Sadder. Quieter, that time. Jim took a deep breath, held it. He stood full up. For the first time, he spotted the attackers. A dhow crept up the river, silhouetted by the rising sun, which, not incidentally, provided it with excellent cover from being viewed from shore. The dhow was spattered with the bright magenta tincture so common to Patusan and the other Curiens.
“Pink sails,” Jim whispered.
A tiny little wisp of a man, shorter even than Jim at maybe a meter and a third, stood with one foot on the prow of the boat, grinning widely and shouting in Curienese at his men. Jim’s eyes locked with the short man’s for a moment, but by the time the little man could point at Jim and order his men to open fire, Jim had jumped back to shore, putting the riverboat between him and the pirates.

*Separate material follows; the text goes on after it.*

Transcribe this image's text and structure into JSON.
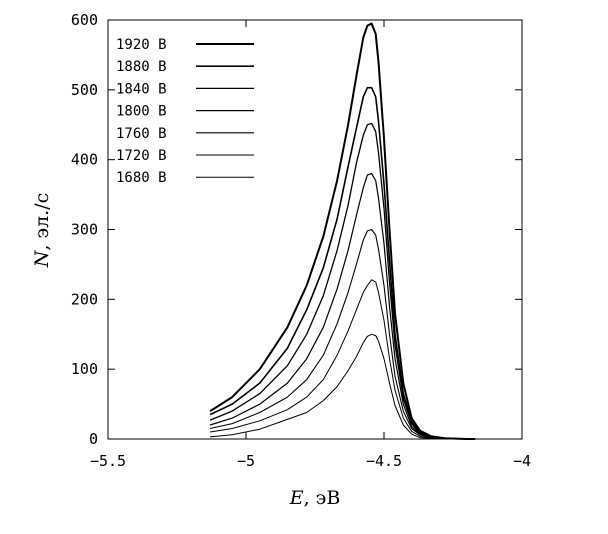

It was thin cover, only slightly better than the cardboard boxes Marlow was hiding behind, but at least it obscured their view of him.
“We have to go, Captain Charles,” Jim said, kneeling down and throwing the wounded man’s arms over his neck like a sash.
“The boat,” Marlow whispered, his breath hot and rusty on Jim’s face.
Jim simply shook his head. Marlow sagged visibly, though Jim couldn’t be sure whether it was the thought of losing his boat, losing his life, or being yet another captain who had to report failure back to Bergeron. Bergeron had summarily dismissed every sailor who had failed to make the delivery to the fishing village from his service. There had been at least six, and the denizens of the fishing village had chased each one off.
“I don’t suppose you think we could grab the collars before we go?” Marlow asked wistfully.
Jim didn’t even bother to glance over the wall of cardboard at the box which had tipped over. He knew a few of the metal collars still poked out of the mud, gleaming in the first rays of morning, and, not incidentally, presenting a magnificent target to the cherry-colored pirates. Some of the muddy collars might be recovered; the ones which had tipped into the drink were already ruined. In any case, they wouldn’t be able to take any with them. All the boxes would become part of the pirate chieftain’s prize.